Dans ce livre, il nous raconte une année de sa vie consacrée en grande partie au métier de berger. Par ses anecdotes, il nous fait par de ses réflexions par rapport à son métier, au milieu qui l’entoure, à ses relations avec les animaux domestiques mais aussi avec la faune qu’il côtoie.
Pascal Wick est bien connu des naturalistes français car c’est lui qui a fait connaitre l’utilité des chiens de protection pour éviter les dégâts des loups et des ours sur les troupeaux.
Fidèles compagnons du berger, Pascal Wick nous parle des relations uniques qui lient le berger à ses chiens, Maïza et Brook.
Une large part de ce récit est aussi consacrée à son point de vue sur les difficultés que rencontre l’élevage en présence de grands prédateurs.
Jamais simpliste et sans nier les difficultés il nous livre un plaidoyer pour des solutions de cohabitation.
Extraits…
« Davantage que les différences, je vois les similarités qui existent entre moi et ce qui m’entoure. Il n’y a plus moi et les humains face au monde, il y a tout ce qui est, et j’en fais partie. » (p.168)
La vie sauvage
« A partir de demain, je serai dans un paysage où l’empreinte humaine est quasi inexistante, un environnement qui n’est pas « géré » par l’homme.
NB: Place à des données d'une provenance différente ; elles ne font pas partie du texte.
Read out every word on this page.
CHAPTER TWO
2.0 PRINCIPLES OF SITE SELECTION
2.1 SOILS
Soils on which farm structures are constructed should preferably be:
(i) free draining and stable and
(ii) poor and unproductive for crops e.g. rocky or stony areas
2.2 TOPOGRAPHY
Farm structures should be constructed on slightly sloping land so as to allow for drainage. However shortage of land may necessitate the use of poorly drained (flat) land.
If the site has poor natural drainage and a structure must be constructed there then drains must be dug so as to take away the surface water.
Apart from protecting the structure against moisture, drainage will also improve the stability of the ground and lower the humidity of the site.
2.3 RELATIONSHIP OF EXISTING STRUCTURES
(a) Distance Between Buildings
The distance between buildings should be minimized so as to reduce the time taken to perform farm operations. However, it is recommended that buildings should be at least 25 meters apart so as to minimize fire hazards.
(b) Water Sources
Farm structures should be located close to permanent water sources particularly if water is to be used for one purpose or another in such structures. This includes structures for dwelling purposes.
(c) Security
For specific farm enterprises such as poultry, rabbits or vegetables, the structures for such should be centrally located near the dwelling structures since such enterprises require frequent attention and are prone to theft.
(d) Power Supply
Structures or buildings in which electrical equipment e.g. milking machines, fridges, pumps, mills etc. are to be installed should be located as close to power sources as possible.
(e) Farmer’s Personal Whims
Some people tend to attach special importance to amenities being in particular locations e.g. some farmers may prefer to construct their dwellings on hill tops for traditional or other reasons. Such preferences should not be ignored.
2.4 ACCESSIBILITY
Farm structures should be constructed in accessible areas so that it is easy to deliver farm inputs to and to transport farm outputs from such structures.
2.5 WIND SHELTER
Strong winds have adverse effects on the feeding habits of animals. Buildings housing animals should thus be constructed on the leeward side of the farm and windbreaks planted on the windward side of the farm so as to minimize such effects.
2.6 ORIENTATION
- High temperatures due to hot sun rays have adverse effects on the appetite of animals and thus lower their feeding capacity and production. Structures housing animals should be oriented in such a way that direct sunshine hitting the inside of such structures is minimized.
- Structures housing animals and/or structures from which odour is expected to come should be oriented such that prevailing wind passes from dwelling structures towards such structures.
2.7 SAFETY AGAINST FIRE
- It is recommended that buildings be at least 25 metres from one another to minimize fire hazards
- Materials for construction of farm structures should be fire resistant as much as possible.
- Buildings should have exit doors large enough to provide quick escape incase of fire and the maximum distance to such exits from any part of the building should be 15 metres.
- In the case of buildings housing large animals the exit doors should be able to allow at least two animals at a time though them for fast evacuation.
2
Des forêts qui savent se passer des « gestionnaires forestiers », où il y a des arbres de tous les âges, des jeunes et des moins jeunes, des arbres dans la force de l’âge, et aussi de très vieux. Des forêts où les arbres meurent de leur belle mort, de vieillesse, des cadavres à tous les stades de décomposition, depuis ceux qui sont encore debout avec toutes leurs branches jusqu’à ceux qui se sont écroulés et ont été réduits à l’état de débris transportables par les fourmis. Des forêts qui ont brûlé pour laisser place à d’autres espèces qui ont besoin du feu pour se régénérer. Des troncs calcinés encore debout, durs comme le fer, témoins d’un incendie datant d’avant l’arrivée de l’homme blanc. » (p.83-84)
Les prédateurs
« Je suis berger, et toute brebis tuée est colère, tristesse et échec. Je n’accepte pas que l’ours, le loup, le coyote, le lion des montagnes, l’aigle, le grand corbeau s’en prennent au troupeau. Je veux que ces prédateurs le respectent. A moi, le berger, de faire en sorte qu’ils n’attaquent pas les bêtes dont j’ai la garde. Je ne veux pas les tuer, les éliminer systématiquement. Je ne veux pas entrer dans la logique de l’escalade.
La vie
« En pénétrant avec un troupeau de moutons dans une zone où il y a de grands prédateurs, pour qui tuer une brebis représente peu de risques et une faible dépense par rapport à l’énergie gagnée, je fais de la provocation. Même s’il est à 70% herbivore, il est autrement plus facile pour l’ours d’attraper une brebis qu’un mouflon. Dès lors, pourquoi se priverait-il d’une aussi bonne source de nourriture? » (p.129)
La mort
« Mourir et que personne ne le sache. Mourir seul, le ciel dans les yeux, couché sur la terre. Mourir dans le vent, sous la pluie, mourir dehors, parmi les éléments, mourir et servir de nourriture au grand corbeau, au coyote, à l’aigle, à l’ours, au loup serait une fin honorable. » (p.170)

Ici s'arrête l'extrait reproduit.